[FEATURE REQUEST] Can Merlion handle multi-series datasets?

salesforce / Merlion

Merlion: A Machine Learning Framework for Time Series Intelligence

BSD 3-Clause "New" or "Revised" License

3.37k stars 298 forks source link

[FEATURE REQUEST] Can Merlion handle multi-series datasets? #52

Open tszumowski opened 2 years ago

tszumowski commented 2 years ago

This is more a question, but I didn't see a tag for it. Does Merlion support modeling multiple-series datasets? I understand from the README that it supports multi-variate models. I was curious to know if it supports multi-series. For example, consider this OJ Sales Dataset. In this case, the data contains weekly sales of orange juice over 121 weeks. There are 3,991 stores included and three brands of orange juice per store so that 11,973 models can be trained. I understand one can train independent models for each of the stores. However, I was interested in knowing if Merlion can take in data from multiple stores to learn correlations between them.

Another example of a multi-series dataset can be found in this article.

tszumowski commented 2 years ago

I saw in the Merlion paper on page 14 it mentions the Int_MF dataset which has:

21 time series
22 variables But the dataset is marked internal.

That sounds like an example of multi-series I'm interested in. Was Merlion run on that? If so, how was it configured?

aadyotb commented 2 years ago

Hi, thanks for your question @tszumowski. Merlion is already capable of supporting multivariate time series datasets for forecasting and anomaly detection. For forecasting, I suggest you check out ts_datasets.forecast.SeattleTrail. For anomaly detection, I suggest you check out ts_datasets.anomaly.MSL.

tszumowski commented 2 years ago

@aadyotb thank you for the reply. However, what you referenced is multi-variate, not multi-series. Some also cal it multi-instance, or multi-segment. Multi-series means there are multiple time-series as part of the scenario. You wish to forecast all time-series, but the underlying model may apply to all of the series in question. See my referenced scenario where one attempts to predict sales for many stores. In that case, there may be insufficient information to forecast sales for a single store in a silo, but aggregating across all stores (time-series) the model can learn to forecast given features applicable to all stores.

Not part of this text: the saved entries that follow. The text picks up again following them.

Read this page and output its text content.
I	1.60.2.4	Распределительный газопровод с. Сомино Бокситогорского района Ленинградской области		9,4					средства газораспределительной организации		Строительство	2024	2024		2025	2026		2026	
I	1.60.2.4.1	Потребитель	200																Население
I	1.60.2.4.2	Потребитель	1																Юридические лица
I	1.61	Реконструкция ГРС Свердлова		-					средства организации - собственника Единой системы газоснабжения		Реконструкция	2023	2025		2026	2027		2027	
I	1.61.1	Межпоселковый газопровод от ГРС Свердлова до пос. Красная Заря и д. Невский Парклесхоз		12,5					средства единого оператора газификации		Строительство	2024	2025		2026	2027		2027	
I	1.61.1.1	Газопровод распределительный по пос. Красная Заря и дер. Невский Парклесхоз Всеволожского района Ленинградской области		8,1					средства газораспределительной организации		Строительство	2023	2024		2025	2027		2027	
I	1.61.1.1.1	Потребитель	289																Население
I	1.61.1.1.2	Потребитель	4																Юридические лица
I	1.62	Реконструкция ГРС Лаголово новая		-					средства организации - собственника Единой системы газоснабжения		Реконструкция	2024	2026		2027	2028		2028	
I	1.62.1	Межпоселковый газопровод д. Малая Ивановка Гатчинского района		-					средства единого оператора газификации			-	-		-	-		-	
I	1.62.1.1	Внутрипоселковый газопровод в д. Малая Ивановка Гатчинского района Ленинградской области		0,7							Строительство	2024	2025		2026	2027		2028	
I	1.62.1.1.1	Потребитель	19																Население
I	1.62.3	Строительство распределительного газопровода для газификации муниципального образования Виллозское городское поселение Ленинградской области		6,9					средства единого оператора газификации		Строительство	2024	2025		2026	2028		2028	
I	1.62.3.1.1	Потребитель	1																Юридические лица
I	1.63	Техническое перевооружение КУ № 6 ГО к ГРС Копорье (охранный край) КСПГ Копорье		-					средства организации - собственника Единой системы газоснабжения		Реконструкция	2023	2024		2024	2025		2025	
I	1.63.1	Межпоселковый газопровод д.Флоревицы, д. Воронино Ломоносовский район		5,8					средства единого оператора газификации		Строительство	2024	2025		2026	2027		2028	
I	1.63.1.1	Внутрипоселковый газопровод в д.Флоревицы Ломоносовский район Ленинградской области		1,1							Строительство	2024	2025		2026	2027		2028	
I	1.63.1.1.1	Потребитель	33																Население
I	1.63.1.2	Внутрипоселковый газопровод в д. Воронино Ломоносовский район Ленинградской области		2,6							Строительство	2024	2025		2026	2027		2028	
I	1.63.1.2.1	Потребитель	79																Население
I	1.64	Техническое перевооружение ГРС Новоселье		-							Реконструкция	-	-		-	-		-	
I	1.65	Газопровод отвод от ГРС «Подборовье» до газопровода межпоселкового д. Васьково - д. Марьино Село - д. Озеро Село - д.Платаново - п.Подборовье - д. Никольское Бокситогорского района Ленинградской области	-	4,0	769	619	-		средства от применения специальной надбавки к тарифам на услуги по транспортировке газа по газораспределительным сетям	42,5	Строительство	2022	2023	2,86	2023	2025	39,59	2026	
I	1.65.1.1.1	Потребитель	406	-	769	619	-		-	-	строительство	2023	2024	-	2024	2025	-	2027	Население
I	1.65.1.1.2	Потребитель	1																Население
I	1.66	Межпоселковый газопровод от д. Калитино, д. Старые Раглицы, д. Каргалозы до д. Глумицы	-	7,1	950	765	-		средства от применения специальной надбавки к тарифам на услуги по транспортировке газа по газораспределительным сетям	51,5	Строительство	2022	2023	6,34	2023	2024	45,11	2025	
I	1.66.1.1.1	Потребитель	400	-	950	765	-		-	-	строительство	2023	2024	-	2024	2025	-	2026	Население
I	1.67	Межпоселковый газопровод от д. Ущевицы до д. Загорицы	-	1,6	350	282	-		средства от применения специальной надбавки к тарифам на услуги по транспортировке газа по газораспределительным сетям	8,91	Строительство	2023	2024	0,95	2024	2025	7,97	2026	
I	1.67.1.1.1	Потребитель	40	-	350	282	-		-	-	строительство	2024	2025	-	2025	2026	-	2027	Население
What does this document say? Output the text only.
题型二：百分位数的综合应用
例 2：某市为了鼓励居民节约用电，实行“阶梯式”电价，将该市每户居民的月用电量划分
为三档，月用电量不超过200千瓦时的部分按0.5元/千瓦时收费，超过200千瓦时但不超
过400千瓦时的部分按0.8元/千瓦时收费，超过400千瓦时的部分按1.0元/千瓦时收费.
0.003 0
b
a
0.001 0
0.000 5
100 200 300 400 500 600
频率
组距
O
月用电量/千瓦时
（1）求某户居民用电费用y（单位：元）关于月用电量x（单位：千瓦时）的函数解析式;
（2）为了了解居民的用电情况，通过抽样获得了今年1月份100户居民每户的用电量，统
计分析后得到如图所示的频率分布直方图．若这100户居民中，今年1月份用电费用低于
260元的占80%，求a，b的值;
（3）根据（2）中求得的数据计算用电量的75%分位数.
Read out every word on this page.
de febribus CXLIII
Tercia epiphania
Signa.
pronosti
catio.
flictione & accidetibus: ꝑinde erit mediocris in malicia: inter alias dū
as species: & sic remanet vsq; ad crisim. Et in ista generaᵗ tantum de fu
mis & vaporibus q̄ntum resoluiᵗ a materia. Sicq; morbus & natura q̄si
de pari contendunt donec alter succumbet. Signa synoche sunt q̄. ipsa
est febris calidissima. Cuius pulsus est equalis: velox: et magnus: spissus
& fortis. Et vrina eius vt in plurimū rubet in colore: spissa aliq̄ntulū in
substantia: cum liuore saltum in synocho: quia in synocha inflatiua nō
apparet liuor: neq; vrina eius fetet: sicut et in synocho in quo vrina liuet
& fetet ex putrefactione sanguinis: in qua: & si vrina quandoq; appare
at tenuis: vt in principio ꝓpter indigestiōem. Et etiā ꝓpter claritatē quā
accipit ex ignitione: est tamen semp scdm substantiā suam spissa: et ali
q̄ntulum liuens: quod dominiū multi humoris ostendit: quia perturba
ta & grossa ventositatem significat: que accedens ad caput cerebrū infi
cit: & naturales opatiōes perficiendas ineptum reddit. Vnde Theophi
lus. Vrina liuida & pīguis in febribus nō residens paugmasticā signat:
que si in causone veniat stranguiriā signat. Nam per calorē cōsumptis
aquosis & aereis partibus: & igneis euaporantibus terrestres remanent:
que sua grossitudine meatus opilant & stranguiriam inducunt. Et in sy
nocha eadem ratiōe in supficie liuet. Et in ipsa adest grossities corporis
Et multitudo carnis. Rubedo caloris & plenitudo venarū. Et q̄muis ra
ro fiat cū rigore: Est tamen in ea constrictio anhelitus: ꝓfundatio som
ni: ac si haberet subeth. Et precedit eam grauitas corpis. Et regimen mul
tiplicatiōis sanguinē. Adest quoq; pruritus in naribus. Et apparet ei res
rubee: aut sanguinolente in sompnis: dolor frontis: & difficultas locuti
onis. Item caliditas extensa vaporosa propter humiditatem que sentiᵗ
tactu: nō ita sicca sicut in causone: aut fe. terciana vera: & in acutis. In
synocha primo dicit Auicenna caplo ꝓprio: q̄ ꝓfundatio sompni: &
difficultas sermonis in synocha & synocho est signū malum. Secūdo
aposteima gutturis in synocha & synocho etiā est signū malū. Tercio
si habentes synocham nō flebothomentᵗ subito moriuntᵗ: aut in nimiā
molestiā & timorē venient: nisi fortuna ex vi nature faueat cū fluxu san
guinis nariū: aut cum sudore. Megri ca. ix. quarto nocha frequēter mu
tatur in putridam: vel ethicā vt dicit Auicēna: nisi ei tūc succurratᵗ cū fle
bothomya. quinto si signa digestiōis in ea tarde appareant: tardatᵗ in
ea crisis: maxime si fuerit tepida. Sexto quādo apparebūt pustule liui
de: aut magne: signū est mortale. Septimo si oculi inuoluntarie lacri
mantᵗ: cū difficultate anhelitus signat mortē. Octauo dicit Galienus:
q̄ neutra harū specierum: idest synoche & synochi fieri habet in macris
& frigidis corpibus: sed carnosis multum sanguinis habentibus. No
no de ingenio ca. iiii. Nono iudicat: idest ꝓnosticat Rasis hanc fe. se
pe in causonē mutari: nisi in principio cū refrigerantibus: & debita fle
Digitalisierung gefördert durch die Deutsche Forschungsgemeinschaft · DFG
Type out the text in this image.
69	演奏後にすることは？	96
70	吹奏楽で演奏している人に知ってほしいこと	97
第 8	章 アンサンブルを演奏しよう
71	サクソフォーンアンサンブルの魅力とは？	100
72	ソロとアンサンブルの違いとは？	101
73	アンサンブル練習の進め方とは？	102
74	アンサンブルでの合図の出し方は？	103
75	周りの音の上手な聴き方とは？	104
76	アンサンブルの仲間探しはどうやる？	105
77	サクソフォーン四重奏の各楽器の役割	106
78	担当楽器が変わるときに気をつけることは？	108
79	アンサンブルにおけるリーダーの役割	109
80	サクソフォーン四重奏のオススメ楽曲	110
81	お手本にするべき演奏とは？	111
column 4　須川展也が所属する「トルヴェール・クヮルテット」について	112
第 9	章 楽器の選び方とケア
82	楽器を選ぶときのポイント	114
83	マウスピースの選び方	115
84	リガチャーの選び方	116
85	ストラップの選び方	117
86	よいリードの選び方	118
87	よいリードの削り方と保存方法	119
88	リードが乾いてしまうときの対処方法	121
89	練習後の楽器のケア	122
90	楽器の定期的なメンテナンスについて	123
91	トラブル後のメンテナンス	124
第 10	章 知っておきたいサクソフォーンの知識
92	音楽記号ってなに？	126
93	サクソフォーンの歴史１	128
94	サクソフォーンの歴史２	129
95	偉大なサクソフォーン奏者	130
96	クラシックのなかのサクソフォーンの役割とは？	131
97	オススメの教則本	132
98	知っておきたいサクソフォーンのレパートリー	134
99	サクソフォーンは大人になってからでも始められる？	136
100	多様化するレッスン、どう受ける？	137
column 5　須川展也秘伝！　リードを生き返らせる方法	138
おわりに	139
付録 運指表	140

aadyotb commented 2 years ago

Ah, thanks for the clarification. In the paper, we actually train a separate model for each time series. In this case, the data loader is iterable as for time_series, metadata in loader: .... We currently don't support multi-series data as you describe it, though we may look into it in the future. Re-opening this issue due to earlier misunderstanding.

aadyotb commented 2 years ago

@tszumowski, @isenilov has added an initial version of multi-series training for the DAGMM model in #65. Does this roughly match your expectation? As we consider adding a more general version of this feature to our roadmap, your feedback would be welcome. Thanks!